Un libro remoto carico di presagi di guerra

Una raccolta di saggi letterari di padre Antonio Spadaro, che dal pulpito di «Civiltà Cattolica» ha benedetto la cultura pop

Presentare edizioni commentate di autori moderni e contemporanei significa elevarli al rango di classici. E quando sia in causa un poeta come Clemente Rebora è innegabile che l’operazione va elogiata: i suoi Frammenti lirici (1913) rimangono tra i maggiori titoli di quel clima febbrile e insieme razionale, specchio di una passione che non deroga tuttavia all’impegno di parlare ai lettori, che caratterizza l’epoca della Voce e delle avanguardie poi definite «storiche». Rebora, milanese, si colloca accanto al ligure Sbarbaro, al toscano e cosmopolita Campana, all’«affricano» ed europeo Ungaretti, il quale combatterà nella Grande Guerra: come Sbarbaro, come Rebora e tanti altri.
Ma i Frammenti lirici, fin dalla dedica inaugurale, «ai primi dieci anni del secolo ventesimo», dichiarano la loro appartenenza all’anteguerra, nel senso che per ora la tempesta si agita dentro, è un mobilitare energie e fantasie che si dispiegano - e non è detto si risolvano - alla ricerca di un ordine e di un ritmo omologhi il più possibile a quelli della «egual vita diversa», sulla cui urgenza si apre il primo dei 72 «frammenti». Oggi l’edizione commentata di quest’opera esce presso Interlinea di Novara (pagg. 860, euro 36) a cura di Gianni Mussini e di Matteo Giancotti, con la collaborazione di Matteo Munaretto.
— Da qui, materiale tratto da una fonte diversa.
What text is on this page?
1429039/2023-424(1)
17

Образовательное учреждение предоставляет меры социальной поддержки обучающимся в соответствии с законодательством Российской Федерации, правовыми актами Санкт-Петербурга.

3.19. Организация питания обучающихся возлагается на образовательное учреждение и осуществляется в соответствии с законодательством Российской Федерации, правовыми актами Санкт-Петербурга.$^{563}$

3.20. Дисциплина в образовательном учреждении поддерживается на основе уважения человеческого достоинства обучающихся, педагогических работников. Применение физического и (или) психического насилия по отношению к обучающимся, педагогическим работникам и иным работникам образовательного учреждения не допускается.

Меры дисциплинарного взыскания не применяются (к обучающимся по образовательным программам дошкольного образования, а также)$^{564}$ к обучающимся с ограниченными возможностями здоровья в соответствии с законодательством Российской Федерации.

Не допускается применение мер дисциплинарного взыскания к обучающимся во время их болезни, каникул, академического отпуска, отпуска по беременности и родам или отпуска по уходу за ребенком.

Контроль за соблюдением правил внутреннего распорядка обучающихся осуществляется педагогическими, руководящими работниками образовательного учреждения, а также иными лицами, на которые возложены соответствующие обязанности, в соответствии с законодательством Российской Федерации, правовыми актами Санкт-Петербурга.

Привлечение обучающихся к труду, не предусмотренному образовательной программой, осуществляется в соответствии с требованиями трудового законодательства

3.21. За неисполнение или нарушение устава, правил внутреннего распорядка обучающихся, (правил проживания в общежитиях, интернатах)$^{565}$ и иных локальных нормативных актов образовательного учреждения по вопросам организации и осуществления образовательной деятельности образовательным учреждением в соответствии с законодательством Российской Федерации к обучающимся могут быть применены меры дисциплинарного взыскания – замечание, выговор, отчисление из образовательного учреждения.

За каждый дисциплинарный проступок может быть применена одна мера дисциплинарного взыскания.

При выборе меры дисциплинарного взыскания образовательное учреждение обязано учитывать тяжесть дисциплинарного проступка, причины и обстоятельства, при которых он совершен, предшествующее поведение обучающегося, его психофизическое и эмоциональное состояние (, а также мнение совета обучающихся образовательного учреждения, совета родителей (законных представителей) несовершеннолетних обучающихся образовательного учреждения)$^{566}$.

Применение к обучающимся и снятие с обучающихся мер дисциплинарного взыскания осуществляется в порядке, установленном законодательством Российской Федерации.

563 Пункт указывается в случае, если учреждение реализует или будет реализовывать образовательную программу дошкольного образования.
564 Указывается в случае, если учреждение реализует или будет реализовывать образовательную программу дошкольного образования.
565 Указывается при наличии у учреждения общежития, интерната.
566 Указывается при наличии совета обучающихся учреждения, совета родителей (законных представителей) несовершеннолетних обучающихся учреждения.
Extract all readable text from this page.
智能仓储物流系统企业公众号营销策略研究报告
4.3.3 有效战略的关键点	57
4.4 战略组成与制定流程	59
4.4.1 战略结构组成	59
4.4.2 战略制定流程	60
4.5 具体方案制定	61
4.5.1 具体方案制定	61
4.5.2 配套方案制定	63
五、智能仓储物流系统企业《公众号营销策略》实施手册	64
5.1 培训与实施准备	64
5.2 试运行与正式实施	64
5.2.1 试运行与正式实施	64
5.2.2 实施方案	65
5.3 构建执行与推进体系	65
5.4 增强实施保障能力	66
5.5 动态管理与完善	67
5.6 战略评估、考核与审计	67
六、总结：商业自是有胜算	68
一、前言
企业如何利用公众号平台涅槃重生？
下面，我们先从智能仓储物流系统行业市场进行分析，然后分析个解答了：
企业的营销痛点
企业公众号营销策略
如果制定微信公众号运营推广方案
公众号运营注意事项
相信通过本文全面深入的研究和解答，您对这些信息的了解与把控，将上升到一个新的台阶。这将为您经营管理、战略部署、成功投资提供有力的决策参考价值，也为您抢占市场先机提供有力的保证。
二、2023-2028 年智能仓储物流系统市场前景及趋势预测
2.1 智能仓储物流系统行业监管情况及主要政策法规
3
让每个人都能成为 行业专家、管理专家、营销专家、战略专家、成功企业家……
Lavoro monumentale: le note, oltre a spiegare Rebora con Rebora - attingendo ai suoi epistolari e alla produzione saggistica -, appoggiano alla folta bibliografia della critica.
Al fronte, nel dicembre del ’15, lo scoppio di una bomba a pochi passi da Rebora gli provocò un trauma: ne seguirono penosi ricoveri e infine il congedo. Mentre fu in armi, scrisse prose liriche belle e ardue, ma non le riunì mai in un libro. E del resto, dopo la guerra, egli non licenziò che i brevi Canti anonimi (1922), dove il lettore fatica a trovare il bandolo di una o di parecchie matasse aggrovigliate. Qualcuno vi coglie già i segni della conversione: dal mazzinianesimo umanitario paterno alla fede cristiana e cattolica, che Rebora alle soglie del 1930 abbracciò, facendosi più tardi prete rosminiano. Due anni prima di morire (a Stresa nel 1957, a 72 anni), nei versi limpidissimi del Curriculum vitae ripercorse le fasi della propria esistenza in una prospettiva che vede necessaria non più la vocazione poetica, ma quella religiosa. Torniamo ai Frammenti lirici come a un libro, sì, remoto ma carico di una problematicità inesplosa che ancor oggi ci serve da sprone: a capire o intuire quanta ricchezza un uomo possa riversare in un testo di poesia.